(Reuters) - At least four people died on Sunday in clashes between Sudanese security forces and protesters angry over a failed investment scheme in Darfur, an aid source and witnesses said.
Local residents said protesters were angry after losing money in a Ponzi scheme, a pyramid model where money is paid from one investor to the other and presented as profit.
Two members of the crowd told Reuters that security forces opened fire on protesters. One humanitarian aid source said some protesters were also armed and there were exchanges of fire.
"Between four and 10 people have been killed ... and 30 to 40 people injured ... There was intense fighting. We cannot say who killed who," said an aid official, asking not to be named.
Aid workers and U.N. officials took refuge in their compounds during the confrontation.
"There is a lot of confusion ... We don't know if it is police shooting, or civilians, or the Arab militias in town. They lost a lot of money and are very unhappy," said one aid worker, speaking to Reuters by phone.
PONZI SCHEME
The fighting had ended by early afternoon but streets were largely deserted and shops shut, residents of the area said.
"They used guns against the protest ... They shot some people," said Dirar Abdullah Dirar, a member of the League of the Victims of the El Mawasir Market, which helped organise the protest to demand the return of investors' money.
Mawasir is a local term for pipes, slang for a swindle.
Another witness in the crowd told Reuters he saw four bodies in the street. "Everything is quiet now but the problem is not solved. We have still not heard how we are going to get our money back," he said.
North Darfur's police chief Abdul Rahman al-Tayeb issued a statement late on Sunday saying three protesters died in the demonstration, without going into how they lost their lives.
Al-Tayeb said officers had to use batons and teargas after meeting resistance from the crowd which he said was backed by "armed movements". A total of 104 people were arrested, he said.

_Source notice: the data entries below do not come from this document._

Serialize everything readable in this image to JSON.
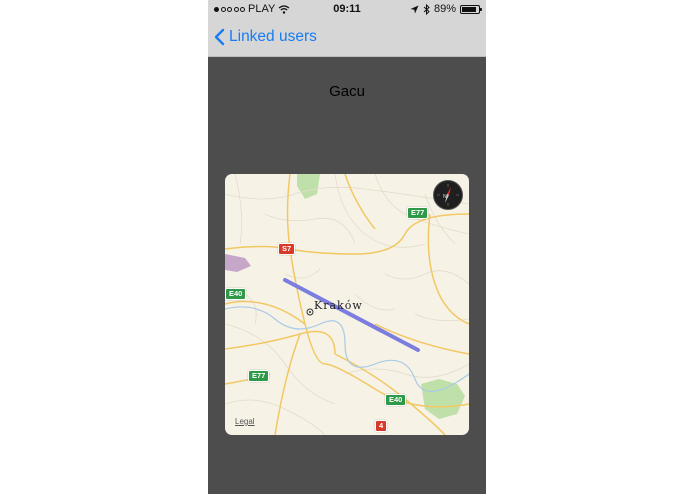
{
  "status_bar": {
    "carrier": "PLAY",
    "time": "09:11",
    "battery": "89%",
    "battery_level": 0.89,
    "signal_bars_filled": 1,
    "signal_bars_total": 5
  },
  "nav": {
    "back_label": "Linked users"
  },
  "user": {
    "name": "Gacu"
  },
  "map": {
    "city": "Kraków",
    "legal": "Legal",
    "road_shields": [
      {
        "label": "E77",
        "color": "green"
      },
      {
        "label": "S7",
        "color": "red"
      },
      {
        "label": "E40",
        "color": "green"
      },
      {
        "label": "E77",
        "color": "green"
      },
      {
        "label": "E40",
        "color": "green"
      },
      {
        "label": "4",
        "color": "red"
      }
    ],
    "route_color": "#7b7ddf"
  },
  "colors": {
    "accent": "#1a7cf2",
    "background": "#4d4d4d"
  }
}
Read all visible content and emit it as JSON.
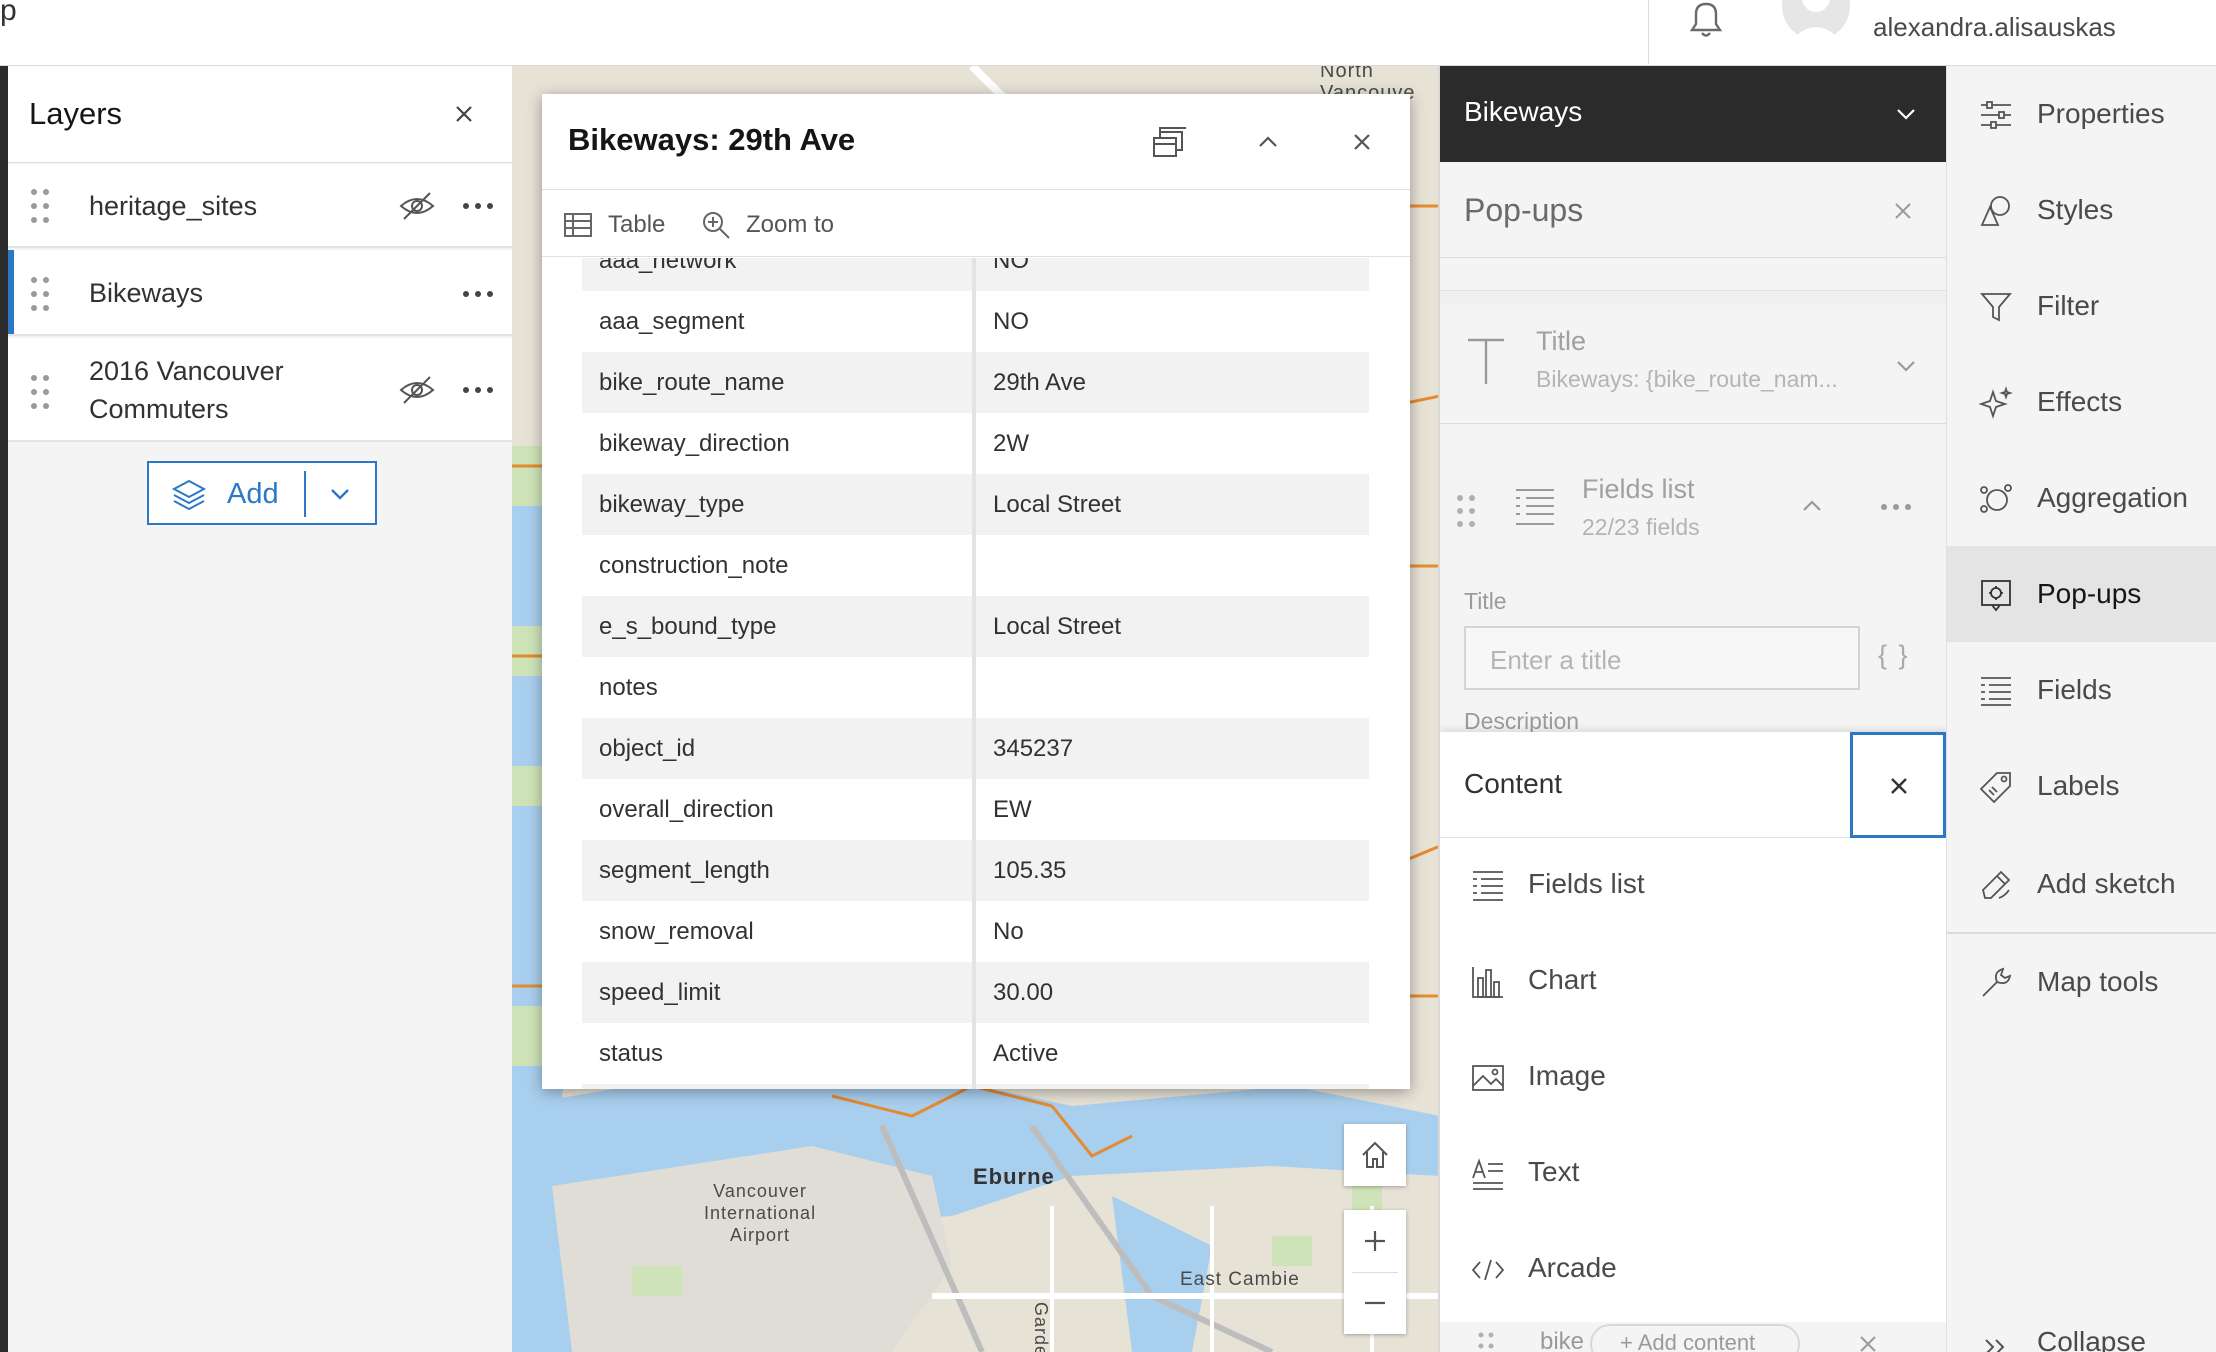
{
  "header": {
    "app_letter": "p",
    "username": "alexandra.alisauskas"
  },
  "colors": {
    "accent": "#2b79c5",
    "dark_bar": "#2b2b2b",
    "water": "#a9cfee",
    "map_land": "#e7e2d6",
    "road_orange": "#e58a2e"
  },
  "map": {
    "labels": {
      "north_van": "North\nVancouve",
      "eburne": "Eburne",
      "airport": "Vancouver\nInternational\nAirport",
      "east_cambie": "East Cambie",
      "garden": "Garden"
    }
  },
  "layers_panel": {
    "title": "Layers",
    "items": [
      {
        "name": "heritage_sites",
        "hidden": true,
        "selected": false
      },
      {
        "name": "Bikeways",
        "hidden": false,
        "selected": true
      },
      {
        "name": "2016 Vancouver\nCommuters",
        "hidden": true,
        "selected": false
      }
    ],
    "add_label": "Add"
  },
  "popup": {
    "title": "Bikeways: 29th Ave",
    "tools": {
      "table_label": "Table",
      "zoom_label": "Zoom to"
    },
    "attributes": [
      {
        "key": "aaa_network",
        "value": "NO"
      },
      {
        "key": "aaa_segment",
        "value": "NO"
      },
      {
        "key": "bike_route_name",
        "value": "29th Ave"
      },
      {
        "key": "bikeway_direction",
        "value": "2W"
      },
      {
        "key": "bikeway_type",
        "value": "Local Street"
      },
      {
        "key": "construction_note",
        "value": ""
      },
      {
        "key": "e_s_bound_type",
        "value": "Local Street"
      },
      {
        "key": "notes",
        "value": ""
      },
      {
        "key": "object_id",
        "value": "345237"
      },
      {
        "key": "overall_direction",
        "value": "EW"
      },
      {
        "key": "segment_length",
        "value": "105.35"
      },
      {
        "key": "snow_removal",
        "value": "No"
      },
      {
        "key": "speed_limit",
        "value": "30.00"
      },
      {
        "key": "status",
        "value": "Active"
      },
      {
        "key": "",
        "value": ""
      }
    ]
  },
  "config_panel": {
    "layer_name": "Bikeways",
    "title": "Pop-ups",
    "title_card": {
      "label": "Title",
      "value": "Bikeways: {bike_route_nam..."
    },
    "fields_card": {
      "label": "Fields list",
      "count": "22/23 fields",
      "title_label": "Title",
      "title_placeholder": "Enter a title",
      "braces": "{ }",
      "description_label": "Description"
    },
    "content_menu": {
      "title": "Content",
      "items": [
        {
          "label": "Fields list",
          "icon": "fields-list-icon"
        },
        {
          "label": "Chart",
          "icon": "chart-icon"
        },
        {
          "label": "Image",
          "icon": "image-icon"
        },
        {
          "label": "Text",
          "icon": "text-icon"
        },
        {
          "label": "Arcade",
          "icon": "arcade-icon"
        }
      ]
    },
    "bottom": {
      "text": "bike",
      "pill": "+ Add content"
    }
  },
  "action_bar": {
    "items": [
      {
        "label": "Properties",
        "icon": "properties-icon",
        "active": false
      },
      {
        "label": "Styles",
        "icon": "styles-icon",
        "active": false
      },
      {
        "label": "Filter",
        "icon": "filter-icon",
        "active": false
      },
      {
        "label": "Effects",
        "icon": "effects-icon",
        "active": false
      },
      {
        "label": "Aggregation",
        "icon": "aggregation-icon",
        "active": false
      },
      {
        "label": "Pop-ups",
        "icon": "popups-icon",
        "active": true
      },
      {
        "label": "Fields",
        "icon": "fields-icon",
        "active": false
      },
      {
        "label": "Labels",
        "icon": "labels-icon",
        "active": false
      },
      {
        "label": "Add sketch",
        "icon": "sketch-icon",
        "active": false
      },
      {
        "label": "Map tools",
        "icon": "map-tools-icon",
        "active": false
      }
    ],
    "collapse_label": "Collapse"
  }
}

El Fasher, and Darfur's other major cities, have become thriving commercial centres during the remote western region's seven-year conflict, boosted by foreign cash brought in by aid workers and peacekeepers and accelerating urbanisation.
Local residents told Reuters two men set up a business in El Fasher around 10 months ago, taking in cash and other goods and promising returns of more than 50 percent after a month.
Investors received certificates for their goods and did receive payments in the early days of the scheme, one investor said. But the business closed down before last month's national elections, leaving thousands unpaid, he said.
Police arrested a number of men accused of setting up the investment operation, the secretary general of North Darfur's government, Ali Mohammed Ibrahim, told Reuters last week.
Mostly non-Arab rebels in Darfur took up arms against Sudan's government in 2003, accusing it of neglect. Khartoum armed mostly Arab militias to crush the uprising.